OPINIONS OF THE ATTORNEY GENERAL
Editor's notes.
- In light of the similarities of the statutory provisions, decisions under former Code 1933, §§ 56-501 and 56-801 are included in the annotations for this Code section.
Teachers collecting applications and premiums from pupils not agents.- When folders are being distributed by the county superintendent of schools to all of the superintendent's teachers, who in turn distribute the folders to the school children who return the application and the premium to the teachers, who are required to complete the applications and keep a record of the applications, this is not doing an insurance business through unlicensed agents. 1957 Op. Att'y Gen. p. 165 (decided under former Code 1933, § 56-501).
Person selected in law firm as attorney-in-fact for court bonds is "limited agent."- All types of court bonds were included in the definition given in former paragraph (a)(9) of this section, and the individual selected in a law firm as an attorney-in-fact would be a "limited agent." 1963-65 Op. Att'y Gen. p. 133 (decided under former Code 1933, § 56-801).
Authority of unlicensed administrative personnel.- Administrative personnel in the office of an insurance agent who perform clerical duties of opening envelopes containing premium checks need not be licensed as insurance agents. 1994 Op.
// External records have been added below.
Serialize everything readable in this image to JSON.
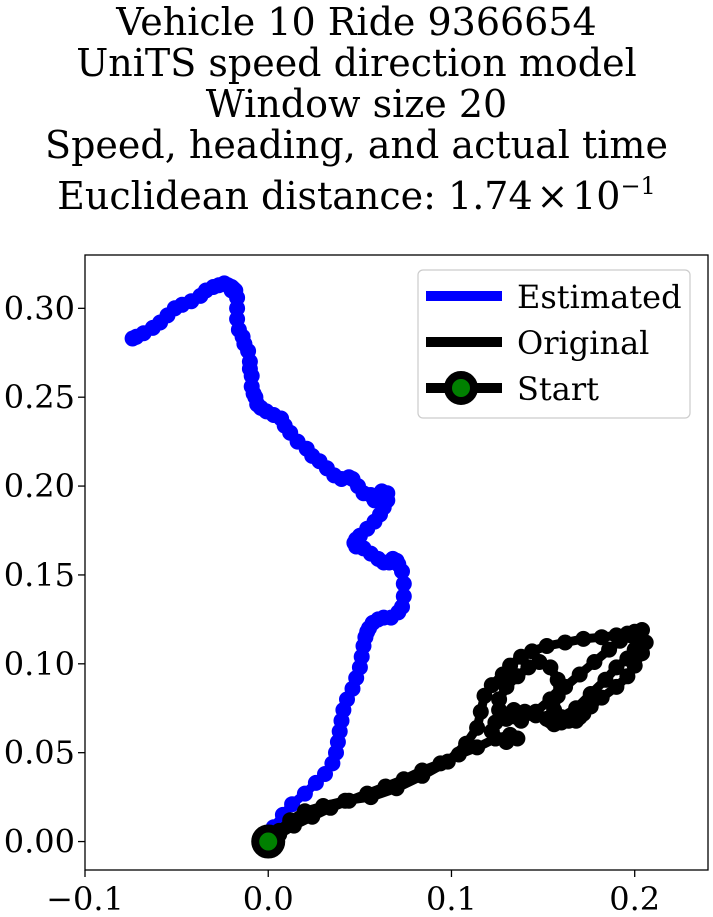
{
  "title_lines": [
    "Vehicle 10 Ride 9366654",
    "UniTS speed direction model",
    "Window size 20",
    "Speed, heading, and actual time"
  ],
  "title_distance": {
    "prefix": "Euclidean distance: 1.74",
    "times": "×",
    "base": "10",
    "exponent": "−1"
  },
  "colors": {
    "estimated": "#0000ff",
    "original": "#000000",
    "start_marker_face": "#008000",
    "start_marker_edge": "#000000",
    "axes": "#000000",
    "background": "#ffffff"
  },
  "chart_data": {
    "type": "line",
    "title": "Vehicle 10 Ride 9366654 UniTS speed direction model Window size 20 Speed, heading, and actual time Euclidean distance: 1.74 × 10^-1",
    "xlabel": "",
    "ylabel": "",
    "xlim": [
      -0.1,
      0.24
    ],
    "ylim": [
      -0.016,
      0.33
    ],
    "xticks": [
      -0.1,
      0.0,
      0.1,
      0.2
    ],
    "xtick_labels": [
      "−0.1",
      "0.0",
      "0.1",
      "0.2"
    ],
    "yticks": [
      0.0,
      0.05,
      0.1,
      0.15,
      0.2,
      0.25,
      0.3
    ],
    "ytick_labels": [
      "0.00",
      "0.05",
      "0.10",
      "0.15",
      "0.20",
      "0.25",
      "0.30"
    ],
    "grid": false,
    "legend_position": "top-right",
    "series": [
      {
        "name": "Estimated",
        "color": "#0000ff",
        "marker": "o",
        "x": [
          0.0,
          0.003,
          0.008,
          0.013,
          0.02,
          0.026,
          0.031,
          0.035,
          0.037,
          0.038,
          0.039,
          0.04,
          0.041,
          0.043,
          0.046,
          0.048,
          0.05,
          0.051,
          0.052,
          0.053,
          0.054,
          0.055,
          0.057,
          0.06,
          0.063,
          0.067,
          0.071,
          0.073,
          0.074,
          0.074,
          0.073,
          0.071,
          0.07,
          0.068,
          0.066,
          0.063,
          0.06,
          0.056,
          0.052,
          0.048,
          0.047,
          0.048,
          0.05,
          0.054,
          0.058,
          0.061,
          0.063,
          0.065,
          0.065,
          0.062,
          0.06,
          0.058,
          0.056,
          0.052,
          0.049,
          0.046,
          0.044,
          0.04,
          0.036,
          0.032,
          0.028,
          0.024,
          0.021,
          0.016,
          0.012,
          0.009,
          0.007,
          0.003,
          -0.001,
          -0.004,
          -0.006,
          -0.007,
          -0.008,
          -0.009,
          -0.009,
          -0.01,
          -0.01,
          -0.011,
          -0.013,
          -0.014,
          -0.016,
          -0.017,
          -0.017,
          -0.017,
          -0.018,
          -0.019,
          -0.02,
          -0.02,
          -0.021,
          -0.022,
          -0.024,
          -0.027,
          -0.03,
          -0.034,
          -0.037,
          -0.042,
          -0.047,
          -0.051,
          -0.055,
          -0.059,
          -0.063,
          -0.068,
          -0.072,
          -0.074
        ],
        "y": [
          0.0,
          0.008,
          0.015,
          0.021,
          0.027,
          0.033,
          0.038,
          0.044,
          0.05,
          0.056,
          0.062,
          0.068,
          0.074,
          0.08,
          0.086,
          0.092,
          0.098,
          0.104,
          0.11,
          0.115,
          0.118,
          0.12,
          0.123,
          0.125,
          0.126,
          0.126,
          0.129,
          0.132,
          0.138,
          0.145,
          0.152,
          0.156,
          0.158,
          0.159,
          0.157,
          0.157,
          0.159,
          0.162,
          0.165,
          0.166,
          0.168,
          0.17,
          0.172,
          0.176,
          0.18,
          0.184,
          0.188,
          0.192,
          0.196,
          0.197,
          0.193,
          0.192,
          0.195,
          0.196,
          0.2,
          0.204,
          0.205,
          0.204,
          0.206,
          0.21,
          0.214,
          0.217,
          0.221,
          0.225,
          0.23,
          0.234,
          0.238,
          0.24,
          0.242,
          0.244,
          0.246,
          0.25,
          0.252,
          0.256,
          0.262,
          0.266,
          0.27,
          0.276,
          0.28,
          0.284,
          0.288,
          0.294,
          0.3,
          0.306,
          0.31,
          0.311,
          0.312,
          0.31,
          0.312,
          0.313,
          0.314,
          0.313,
          0.312,
          0.31,
          0.307,
          0.304,
          0.302,
          0.3,
          0.296,
          0.292,
          0.289,
          0.286,
          0.284,
          0.283
        ]
      },
      {
        "name": "Original",
        "color": "#000000",
        "marker": "o",
        "x": [
          0.0,
          0.006,
          0.012,
          0.02,
          0.03,
          0.042,
          0.056,
          0.07,
          0.084,
          0.098,
          0.108,
          0.114,
          0.116,
          0.118,
          0.122,
          0.128,
          0.132,
          0.138,
          0.144,
          0.152,
          0.162,
          0.172,
          0.182,
          0.19,
          0.196,
          0.2,
          0.202,
          0.2,
          0.196,
          0.19,
          0.184,
          0.176,
          0.168,
          0.16,
          0.156,
          0.154,
          0.156,
          0.158,
          0.158,
          0.154,
          0.148,
          0.142,
          0.136,
          0.13,
          0.126,
          0.126,
          0.13,
          0.138,
          0.146,
          0.154,
          0.162,
          0.17,
          0.178,
          0.186,
          0.192,
          0.198,
          0.204,
          0.206,
          0.204,
          0.2,
          0.196,
          0.19,
          0.182,
          0.176,
          0.172,
          0.17,
          0.168,
          0.164,
          0.16,
          0.156,
          0.152,
          0.146,
          0.14,
          0.134,
          0.128,
          0.124,
          0.122,
          0.124,
          0.13,
          0.136,
          0.132,
          0.124,
          0.114,
          0.104,
          0.094,
          0.084,
          0.074,
          0.064,
          0.054,
          0.044,
          0.034,
          0.024,
          0.014,
          0.006,
          0.0
        ],
        "y": [
          0.0,
          0.006,
          0.012,
          0.017,
          0.02,
          0.023,
          0.025,
          0.03,
          0.037,
          0.045,
          0.055,
          0.064,
          0.073,
          0.082,
          0.088,
          0.094,
          0.099,
          0.104,
          0.107,
          0.11,
          0.112,
          0.114,
          0.115,
          0.116,
          0.117,
          0.118,
          0.114,
          0.108,
          0.103,
          0.098,
          0.091,
          0.083,
          0.075,
          0.07,
          0.066,
          0.068,
          0.074,
          0.082,
          0.091,
          0.098,
          0.101,
          0.098,
          0.093,
          0.087,
          0.08,
          0.074,
          0.069,
          0.068,
          0.073,
          0.08,
          0.087,
          0.094,
          0.101,
          0.108,
          0.113,
          0.116,
          0.119,
          0.112,
          0.106,
          0.099,
          0.093,
          0.087,
          0.081,
          0.076,
          0.072,
          0.07,
          0.068,
          0.068,
          0.067,
          0.068,
          0.069,
          0.071,
          0.073,
          0.074,
          0.072,
          0.067,
          0.062,
          0.058,
          0.056,
          0.058,
          0.06,
          0.058,
          0.053,
          0.049,
          0.044,
          0.04,
          0.035,
          0.031,
          0.027,
          0.023,
          0.019,
          0.014,
          0.009,
          0.004,
          0.0
        ]
      }
    ],
    "start_point": {
      "name": "Start",
      "x": 0.0,
      "y": 0.0
    }
  }
}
Att'y Gen. No. U94-15.
RESEARCH REFERENCES
Am. Jur. 2d.
- 43 Am. Jur. 2d, Insurance, § 109 et seq.
C.J.S.- 44 C.J.S., Insurance, §§ 65, 259 et seq., 305.
ALR.
- Whom does agent represent in soliciting or taking application for reinstatement of insurance policy, 23 A.L.R. 1201.
Right of insurer to challenge agent's classification of risk, 29 A.L.R. 99.
Meaning of term "solicit" in statute relating to insurance agents, 48 A.L.R. 1173.
Statutory declaration that one who does certain prescribed acts for a surety company or an insurance company shall be deemed as acting as its agent as affected by other party's knowledge of, or opportunity to know, limitations of his actual authority, 88 A.L.R. 291.
Right of insurance company, in view of its public interest, to reject applications for insurance, 107 A.L.R. 1421; 123 A.L.R. 139.
Insured's responsibility for false answers inserted by insurer's agent in application following correct answers by insured, or incorrect answers suggested by agent, 26 A.L.R.3d 6.
Excess carrier's right to maintain action against primary liability insurer for wrongful failure to settle claim against insured, 10 A.L.R.4th 879.